Spirito pratico di grande organizzatore di masse, l'abate di Chiaravalle ha lasciato un ricchissimo epistolario, fonte principale per lo studio della sua vita e da cui possiamo dedurre il suo pensiero politico, che poi ha trovato una sistemazione nel trattato De consideratione. Egli è stato il primo a parlare esplicitamente del celebre simbolo delle due spade, di cui una, la spirituale, è tutta della Chiesa; l'altra, la temporale, solo in teoria dipendente da essa, deve essere adoperata dai poteri mondani. Assertore quindi teorico della teocrazia pontificia, vorrebbe il papa puro da contatti materiali, pur senza indicare mai esplicitamente come ciò possa avvenire. Venuto dopo la lotta per le investiture, avverte il bisogno che hanno Papato e Impero di riaccostarsi e di sorreggersi a vicenda di fronte alle nuove forze popolari in ascensione. Di qui la sua ostilità per Arnaldo da Brescia. Reazionario in fondo, rispetto alla teocrazia rivoluzionaria di Gregorio VII, vagheggia un ritorno a quel periodo aureo del Medioevo cristiano, quando la mano di Leone III poneva la corona di Augusto sulla testa di Carlo Magno.
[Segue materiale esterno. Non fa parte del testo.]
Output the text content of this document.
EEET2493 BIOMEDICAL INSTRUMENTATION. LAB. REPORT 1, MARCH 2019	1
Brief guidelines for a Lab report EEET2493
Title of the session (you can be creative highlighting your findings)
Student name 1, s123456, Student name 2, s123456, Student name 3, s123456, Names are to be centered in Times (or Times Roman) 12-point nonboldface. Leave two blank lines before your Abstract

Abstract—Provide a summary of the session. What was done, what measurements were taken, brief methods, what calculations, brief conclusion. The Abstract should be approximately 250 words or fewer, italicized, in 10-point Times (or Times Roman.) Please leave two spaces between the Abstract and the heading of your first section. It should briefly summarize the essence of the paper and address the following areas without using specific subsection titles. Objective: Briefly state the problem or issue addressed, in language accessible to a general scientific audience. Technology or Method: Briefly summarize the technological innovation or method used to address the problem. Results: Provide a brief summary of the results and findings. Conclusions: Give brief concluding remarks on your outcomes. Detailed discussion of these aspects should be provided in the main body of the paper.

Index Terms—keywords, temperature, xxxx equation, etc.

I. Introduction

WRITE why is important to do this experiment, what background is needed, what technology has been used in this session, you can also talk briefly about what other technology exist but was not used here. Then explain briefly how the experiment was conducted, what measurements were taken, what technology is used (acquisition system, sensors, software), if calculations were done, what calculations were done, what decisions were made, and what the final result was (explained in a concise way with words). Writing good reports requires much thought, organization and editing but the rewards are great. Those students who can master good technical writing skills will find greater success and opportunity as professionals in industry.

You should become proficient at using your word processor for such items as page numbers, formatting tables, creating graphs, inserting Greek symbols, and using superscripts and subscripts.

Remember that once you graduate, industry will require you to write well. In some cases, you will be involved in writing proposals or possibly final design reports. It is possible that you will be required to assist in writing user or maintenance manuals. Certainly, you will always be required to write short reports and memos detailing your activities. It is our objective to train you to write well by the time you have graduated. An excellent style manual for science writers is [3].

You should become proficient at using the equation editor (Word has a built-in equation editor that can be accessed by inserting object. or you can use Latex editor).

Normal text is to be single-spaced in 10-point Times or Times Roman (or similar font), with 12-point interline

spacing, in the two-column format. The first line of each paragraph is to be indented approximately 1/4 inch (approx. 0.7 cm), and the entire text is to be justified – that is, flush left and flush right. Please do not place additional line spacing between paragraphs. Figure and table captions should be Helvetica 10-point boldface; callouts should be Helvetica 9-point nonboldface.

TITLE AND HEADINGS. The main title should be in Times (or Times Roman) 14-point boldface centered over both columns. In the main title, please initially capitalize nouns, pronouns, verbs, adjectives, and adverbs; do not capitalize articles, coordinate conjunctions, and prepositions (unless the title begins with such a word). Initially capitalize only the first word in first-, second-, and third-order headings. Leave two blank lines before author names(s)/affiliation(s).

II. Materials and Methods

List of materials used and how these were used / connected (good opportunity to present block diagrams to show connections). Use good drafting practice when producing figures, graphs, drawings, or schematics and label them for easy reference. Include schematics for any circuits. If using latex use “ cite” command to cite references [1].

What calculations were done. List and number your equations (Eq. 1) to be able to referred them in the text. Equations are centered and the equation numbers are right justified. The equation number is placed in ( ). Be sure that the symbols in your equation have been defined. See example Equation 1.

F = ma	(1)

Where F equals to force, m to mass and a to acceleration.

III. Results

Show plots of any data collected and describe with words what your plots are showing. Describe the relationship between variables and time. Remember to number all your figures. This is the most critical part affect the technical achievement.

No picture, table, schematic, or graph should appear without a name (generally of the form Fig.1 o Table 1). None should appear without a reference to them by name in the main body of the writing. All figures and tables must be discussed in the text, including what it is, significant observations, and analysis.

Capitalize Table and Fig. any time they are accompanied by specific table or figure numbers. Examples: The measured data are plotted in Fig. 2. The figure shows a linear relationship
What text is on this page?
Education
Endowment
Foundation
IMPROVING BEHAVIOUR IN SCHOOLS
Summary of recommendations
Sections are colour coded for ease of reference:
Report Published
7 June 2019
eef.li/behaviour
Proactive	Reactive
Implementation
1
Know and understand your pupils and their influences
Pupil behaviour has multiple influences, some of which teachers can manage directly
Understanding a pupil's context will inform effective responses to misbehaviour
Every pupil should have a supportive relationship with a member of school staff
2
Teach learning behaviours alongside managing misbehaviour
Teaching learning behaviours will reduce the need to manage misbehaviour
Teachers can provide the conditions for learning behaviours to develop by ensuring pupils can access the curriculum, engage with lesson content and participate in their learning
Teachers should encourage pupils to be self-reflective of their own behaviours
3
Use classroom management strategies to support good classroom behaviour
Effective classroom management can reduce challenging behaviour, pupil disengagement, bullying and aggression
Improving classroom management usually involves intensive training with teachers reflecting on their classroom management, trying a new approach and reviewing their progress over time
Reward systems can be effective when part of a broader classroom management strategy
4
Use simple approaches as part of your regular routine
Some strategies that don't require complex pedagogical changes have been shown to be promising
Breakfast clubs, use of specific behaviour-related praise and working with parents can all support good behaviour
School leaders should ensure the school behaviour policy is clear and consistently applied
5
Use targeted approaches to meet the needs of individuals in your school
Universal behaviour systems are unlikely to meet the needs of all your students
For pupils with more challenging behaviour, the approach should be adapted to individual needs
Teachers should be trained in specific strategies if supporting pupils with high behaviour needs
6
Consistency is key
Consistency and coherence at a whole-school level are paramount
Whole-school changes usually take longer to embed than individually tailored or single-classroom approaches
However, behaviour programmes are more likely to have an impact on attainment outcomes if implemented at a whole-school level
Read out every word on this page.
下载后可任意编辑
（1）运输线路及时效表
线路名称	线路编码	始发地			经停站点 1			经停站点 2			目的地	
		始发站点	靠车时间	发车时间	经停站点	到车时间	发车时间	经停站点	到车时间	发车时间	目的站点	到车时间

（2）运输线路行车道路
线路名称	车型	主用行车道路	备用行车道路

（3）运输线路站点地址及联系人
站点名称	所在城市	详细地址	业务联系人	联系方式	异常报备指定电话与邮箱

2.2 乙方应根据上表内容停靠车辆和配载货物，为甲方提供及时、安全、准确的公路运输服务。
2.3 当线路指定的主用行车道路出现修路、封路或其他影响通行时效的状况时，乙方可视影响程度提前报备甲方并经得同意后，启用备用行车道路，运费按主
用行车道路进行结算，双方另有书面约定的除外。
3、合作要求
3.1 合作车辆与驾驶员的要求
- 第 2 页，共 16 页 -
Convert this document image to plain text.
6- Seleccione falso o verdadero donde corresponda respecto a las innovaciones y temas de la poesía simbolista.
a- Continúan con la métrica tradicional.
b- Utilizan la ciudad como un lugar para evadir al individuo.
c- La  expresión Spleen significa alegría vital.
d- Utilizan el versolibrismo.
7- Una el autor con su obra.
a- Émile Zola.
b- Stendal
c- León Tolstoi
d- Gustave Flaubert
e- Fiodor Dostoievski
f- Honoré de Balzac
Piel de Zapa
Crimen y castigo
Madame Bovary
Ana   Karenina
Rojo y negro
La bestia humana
Ma si può osservare che, come la sua opposizione teologica ad Abelardo e a Gilberto della Porretta (da lui fatto condannare nel concilio di Reims del 1148) servirà ad incanalare, in ultima analisi, la nuova filosofia nei ranghi del cattolicismo e permetterà nel secolo seguente la grande sintesi tomistica, così l'avere arginato le prime esuberanze dei comuni renderà alla Chiesa possibile lo stringere con essi utili legami al tempo della Lega Lombarda.

Di capitale importanza è stata poi la concezione che S. Bernardo ebbe della crociata. Al tempo di Pietro l'Eremita, essa si era esaurita in un movimento popolare: all'abate di Chiaravalle invece, essa appariva come la realizzazione dell'unità morale della cristianità, attraverso la cooperazione militare dei singoli stati. Si sente qui quasi uno sforzo per spiritualizzare la politica internazionale, un tentativo unitario nella vita dell'Europa.

La grande figura morale di S. Bernardo rimase profondamente impressa nella tradizione ecclesiastica del suo paese, e il Bossuet ne scrisse un magnifico panegirico. Fu arbitro nelle contese che sorgevano tra gli stessi principi reali francesi, e vagheggiatore di pacifici rapporti tra i poteri civili e religiosi.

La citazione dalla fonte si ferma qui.